Q. I asked the Energy Saving Trust for a reputable installer of solar water heating panels. The nearest to our home is Solar Water Heating Ltd. The company said that we did not need planning permission, and in November 2006 we gave it the go-ahead, on the understanding that the panels would be installed before Christmas that year. We paid a deposit of £2,498.47: half the final price. We contacted the council to confirm that there was no need for planning permission, but were told that, as we lived in a housing association-run retirement complex, the association needed to give permission. It was only in May 2007 that the council confirmed that no planning permission was needed. In June, we established that the housing association would not give permission unless we paid nearly £900 to have our deeds altered. We then gave up and asked Solar Water Heating for our deposit back, but it said it had spent all but £300 of the deposit trying to get the housing association to give permission, claiming that we had instructed it to do this. We agree it probably spent £500, but we want the rest back. We have now moved and Solar Water Heating Ltd has offered to install the panels at our new home at no extra cost, but there is no space for them to be fitted. JP, London.

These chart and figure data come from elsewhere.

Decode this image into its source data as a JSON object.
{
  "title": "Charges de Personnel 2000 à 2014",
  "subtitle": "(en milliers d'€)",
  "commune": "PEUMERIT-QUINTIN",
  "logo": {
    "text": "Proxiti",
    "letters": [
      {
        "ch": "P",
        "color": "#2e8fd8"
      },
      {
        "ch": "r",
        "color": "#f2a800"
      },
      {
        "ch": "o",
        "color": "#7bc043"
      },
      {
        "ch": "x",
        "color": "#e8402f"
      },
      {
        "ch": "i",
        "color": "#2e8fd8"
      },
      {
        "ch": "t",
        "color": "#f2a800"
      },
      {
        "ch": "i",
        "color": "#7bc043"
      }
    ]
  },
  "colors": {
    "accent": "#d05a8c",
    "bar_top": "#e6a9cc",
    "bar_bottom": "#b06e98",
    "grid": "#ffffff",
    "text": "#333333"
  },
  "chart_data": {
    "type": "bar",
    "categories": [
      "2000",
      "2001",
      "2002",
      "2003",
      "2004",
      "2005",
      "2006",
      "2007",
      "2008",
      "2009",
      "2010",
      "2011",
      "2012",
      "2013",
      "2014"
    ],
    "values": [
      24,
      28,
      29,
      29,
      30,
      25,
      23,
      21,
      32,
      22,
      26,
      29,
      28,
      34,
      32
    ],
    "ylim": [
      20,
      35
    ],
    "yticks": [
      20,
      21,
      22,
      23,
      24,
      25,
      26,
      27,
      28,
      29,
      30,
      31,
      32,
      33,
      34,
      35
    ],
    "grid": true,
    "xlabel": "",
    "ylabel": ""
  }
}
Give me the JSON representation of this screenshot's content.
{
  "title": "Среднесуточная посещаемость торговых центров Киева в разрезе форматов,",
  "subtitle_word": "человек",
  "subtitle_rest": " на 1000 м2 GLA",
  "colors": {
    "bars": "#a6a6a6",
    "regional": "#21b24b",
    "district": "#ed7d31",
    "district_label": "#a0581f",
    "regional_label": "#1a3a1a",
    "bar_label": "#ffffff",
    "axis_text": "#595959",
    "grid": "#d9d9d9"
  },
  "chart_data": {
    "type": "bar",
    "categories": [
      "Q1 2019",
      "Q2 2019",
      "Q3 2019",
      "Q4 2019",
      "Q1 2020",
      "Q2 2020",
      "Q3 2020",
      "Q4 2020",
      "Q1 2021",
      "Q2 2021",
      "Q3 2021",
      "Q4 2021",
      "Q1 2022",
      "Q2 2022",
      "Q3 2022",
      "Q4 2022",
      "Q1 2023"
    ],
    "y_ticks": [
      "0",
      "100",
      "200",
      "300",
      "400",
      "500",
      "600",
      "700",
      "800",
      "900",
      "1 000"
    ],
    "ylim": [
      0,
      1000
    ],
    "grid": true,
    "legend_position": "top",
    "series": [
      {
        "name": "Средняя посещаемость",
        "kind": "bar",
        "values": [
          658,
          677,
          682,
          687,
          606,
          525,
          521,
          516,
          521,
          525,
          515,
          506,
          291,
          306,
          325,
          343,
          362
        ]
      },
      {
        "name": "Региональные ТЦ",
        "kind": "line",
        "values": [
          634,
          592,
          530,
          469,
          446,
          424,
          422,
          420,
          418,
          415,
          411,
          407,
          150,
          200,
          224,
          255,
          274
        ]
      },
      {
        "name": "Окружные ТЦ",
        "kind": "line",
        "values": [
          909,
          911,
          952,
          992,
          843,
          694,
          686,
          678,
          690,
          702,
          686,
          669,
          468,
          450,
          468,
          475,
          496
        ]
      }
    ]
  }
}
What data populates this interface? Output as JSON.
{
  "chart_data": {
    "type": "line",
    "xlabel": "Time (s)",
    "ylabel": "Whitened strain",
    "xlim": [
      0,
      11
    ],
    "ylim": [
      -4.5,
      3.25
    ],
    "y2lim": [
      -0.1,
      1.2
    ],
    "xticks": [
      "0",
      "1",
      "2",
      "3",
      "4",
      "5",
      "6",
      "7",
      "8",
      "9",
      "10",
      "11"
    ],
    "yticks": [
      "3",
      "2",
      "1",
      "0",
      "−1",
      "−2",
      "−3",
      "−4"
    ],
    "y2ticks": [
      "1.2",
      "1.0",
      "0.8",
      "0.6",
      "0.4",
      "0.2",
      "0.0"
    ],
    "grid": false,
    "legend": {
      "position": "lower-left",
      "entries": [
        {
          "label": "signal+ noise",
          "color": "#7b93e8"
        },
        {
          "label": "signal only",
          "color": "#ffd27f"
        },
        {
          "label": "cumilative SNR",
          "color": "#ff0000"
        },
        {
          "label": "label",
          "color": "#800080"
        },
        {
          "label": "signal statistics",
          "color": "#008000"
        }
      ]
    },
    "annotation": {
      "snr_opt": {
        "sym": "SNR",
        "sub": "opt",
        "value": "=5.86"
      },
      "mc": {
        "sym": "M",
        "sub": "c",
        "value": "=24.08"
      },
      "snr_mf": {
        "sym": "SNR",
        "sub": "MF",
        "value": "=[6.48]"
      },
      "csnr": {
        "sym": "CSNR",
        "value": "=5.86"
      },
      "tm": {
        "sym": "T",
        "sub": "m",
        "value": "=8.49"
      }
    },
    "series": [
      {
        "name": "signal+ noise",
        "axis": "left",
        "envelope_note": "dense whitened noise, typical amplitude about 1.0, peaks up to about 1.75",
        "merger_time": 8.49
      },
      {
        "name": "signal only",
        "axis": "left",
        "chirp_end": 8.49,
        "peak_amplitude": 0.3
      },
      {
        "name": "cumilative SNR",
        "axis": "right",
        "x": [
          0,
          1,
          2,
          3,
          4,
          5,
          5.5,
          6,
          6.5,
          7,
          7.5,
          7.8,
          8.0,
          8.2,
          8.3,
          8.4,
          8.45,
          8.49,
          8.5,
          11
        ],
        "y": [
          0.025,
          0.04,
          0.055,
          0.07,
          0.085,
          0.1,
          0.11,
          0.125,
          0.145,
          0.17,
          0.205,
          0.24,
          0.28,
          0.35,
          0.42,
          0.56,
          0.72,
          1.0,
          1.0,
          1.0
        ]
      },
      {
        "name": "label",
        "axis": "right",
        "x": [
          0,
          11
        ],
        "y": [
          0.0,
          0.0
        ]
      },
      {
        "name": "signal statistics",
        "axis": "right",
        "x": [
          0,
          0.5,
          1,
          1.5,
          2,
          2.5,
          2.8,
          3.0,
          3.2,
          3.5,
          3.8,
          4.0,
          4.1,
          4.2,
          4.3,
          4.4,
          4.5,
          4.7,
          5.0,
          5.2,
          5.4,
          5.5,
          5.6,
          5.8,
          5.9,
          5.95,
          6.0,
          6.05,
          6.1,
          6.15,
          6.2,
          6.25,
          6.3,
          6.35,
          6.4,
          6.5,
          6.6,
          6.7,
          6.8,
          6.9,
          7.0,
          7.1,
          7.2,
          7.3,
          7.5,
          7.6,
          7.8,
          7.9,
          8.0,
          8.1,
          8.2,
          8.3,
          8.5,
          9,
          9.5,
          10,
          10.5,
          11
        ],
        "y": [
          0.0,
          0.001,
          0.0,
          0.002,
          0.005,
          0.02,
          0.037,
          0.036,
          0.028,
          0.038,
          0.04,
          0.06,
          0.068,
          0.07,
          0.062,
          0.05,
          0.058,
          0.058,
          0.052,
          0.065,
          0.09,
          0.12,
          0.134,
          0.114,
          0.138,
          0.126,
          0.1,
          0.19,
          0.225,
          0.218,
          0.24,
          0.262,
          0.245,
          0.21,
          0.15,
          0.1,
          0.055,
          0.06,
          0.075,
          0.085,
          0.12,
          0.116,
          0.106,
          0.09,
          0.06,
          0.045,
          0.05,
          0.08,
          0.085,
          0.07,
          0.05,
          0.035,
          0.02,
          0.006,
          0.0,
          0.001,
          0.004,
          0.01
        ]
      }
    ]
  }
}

A. Malcolm Stanford of Solar Water Heating Ltd said initially that he had been waiting for you to contact him. He explained: "She [the reader] signed a contract with us that had a cancellation clause. We fought the housing association on her behalf. We took legal advice on her behalf." He says that he spent "hours" trying to sort this out, with help from "friends in the legal profession". When we contacted Mr Stanford again, asking if he had taken a decision on whether to repay some of the deposit, he said: "What I propose to do is my business and [the reader's] business and for you to learn about if there is a court case. If there isn't a court case, the reader will tell you what happens." He then claimed that he was unable to discuss the matter further because of the Data Protection Act. We put your case to Citizens' Advice, which said that the legal position is difficult to determine and would depend on precisely what instructions you gave Solar Water Heating Ltd and what agreement you reached, if any, about refunding the deposit upon contract cancellation. You tell us that you now intend to pursue the matter in the Small Claims Court.
Q. In November, I booked accommodation at the Raj Palace Hotel in Jaipur, India, via the Expedia.co.uk website at a cost of £799.42. I paid by credit card and the booking was confirmed by email. At the end of my stay I was presented with a bill for additional charges for drinks, meals etc, which I settled on the spot. But on my next credit card statement, the accommodation charge was shown as £1,007.01. A 25 per cent surcharge seems totally unreasonable. AS, Winchester.
A. The higher charge reflected various incidentals, particularly local taxes, about which the hotel had not advised Expedia. Expedia says that because it is aware that hotels using the "Global Distribution System" do not always advise full details of local charges, it included the warning on your booking "that the price shown above DOES NOT include any applicable hotel service fees, charges for optional incidentals, or regulatory surcharges". However, the extra charges also reflected changes in the exchange rate as a result of the rupee gaining value, although you were quoted charges in sterling. Expedia has now settled your complaint and you report receiving the full £207.59 that you disputed.
Q. If a bank agrees to issue a loan on a commercial property, does it have a duty under the Banking Code to provide an offer letter, providing terms and conditions of the loan, before it can process the application? IS, by email.
A. Where a borrower is an individual, the Consumer Credit Act requires the lender to make explicit the terms and conditions prior to the contract being finalised. Where it is a small business that takes out the loan, section 3.1 of the Business Banking Code specifies that the bank must provide in advance clear information – such as the terms of a loan.